Section 156: Service charge contributions to be held in separate account

263.Section 156 amends the 1987 Act.  It introduces a new section 42A which will require payees to hold service charge funds from separate groups of service charge payer in separate accounts.  Payees are defined in section 42 of the 1987 Act as "the landlord or other person to whom any such charges are payable under the terms of their leases". Certain classes of landlord are exempt from section 42 – these exemptions also apply to new section 42A.

264.The new section 42A will also require payees to notify the relevant financial institution, in writing, that sums standing to the credit of a trust fund are to be (or are) held in it.
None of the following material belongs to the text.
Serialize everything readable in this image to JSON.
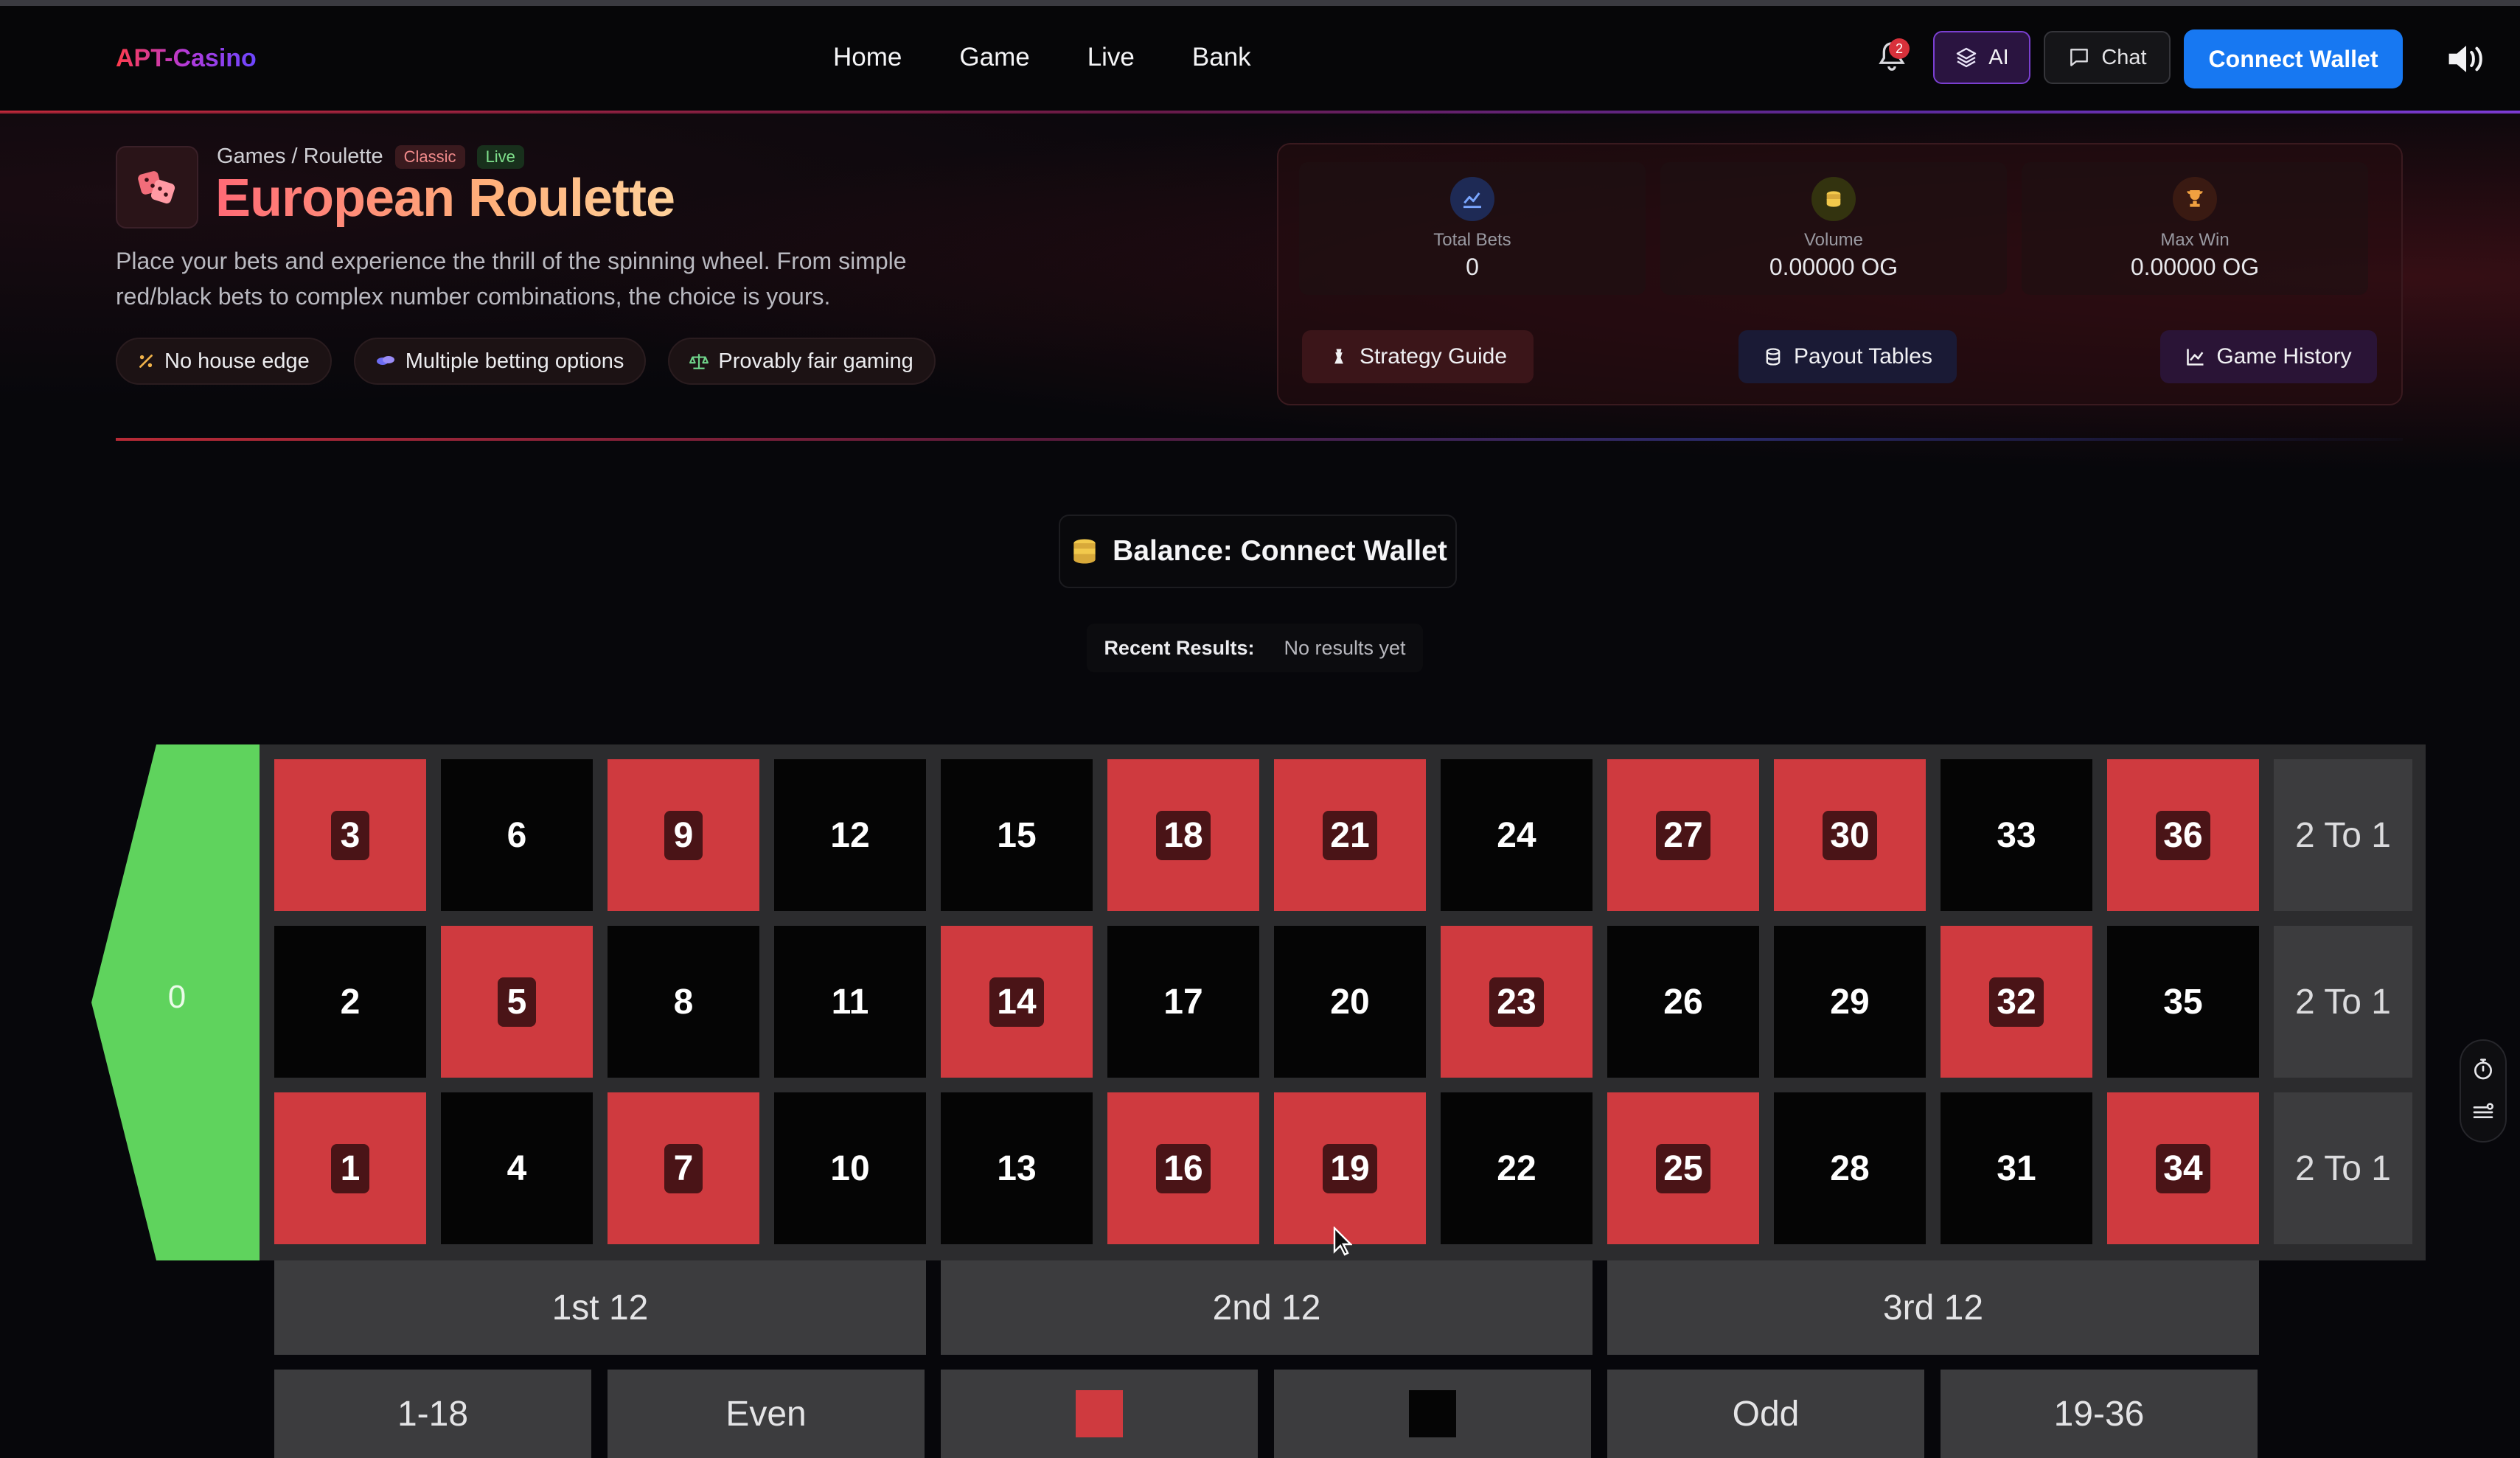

Regulations under section 42A(2) and 42A(11) will prescribe the type of account in which service charge funds can be kept (for example, this might include an interest-bearing account) and the sort of financial institution that can be used (for example, these might include recognised banks and building societies).  The regulations will be subject to annulment by either House.  Section 42A(10) provides a power to make regulations exempting managers from the requirement to use separate bank accounts for separate groups of service charge payers.

265.Tenants will have the right to ask for proof that the relevant requirements have been complied with.  Payees will have 21 days in which to provide such proof.   In addition, tenants will be able to withhold service charges where they have reasonable grounds for believing that section 42A has not been complied with.

266.Section 157 also inserts a new section 42B into the 1987 Act.  This makes it an offence for any person to fail to comply with section 42A without reasonable excuse.  On conviction, they would be liable to a fine not exceeding level 4 on the standard scale (currently £2,500).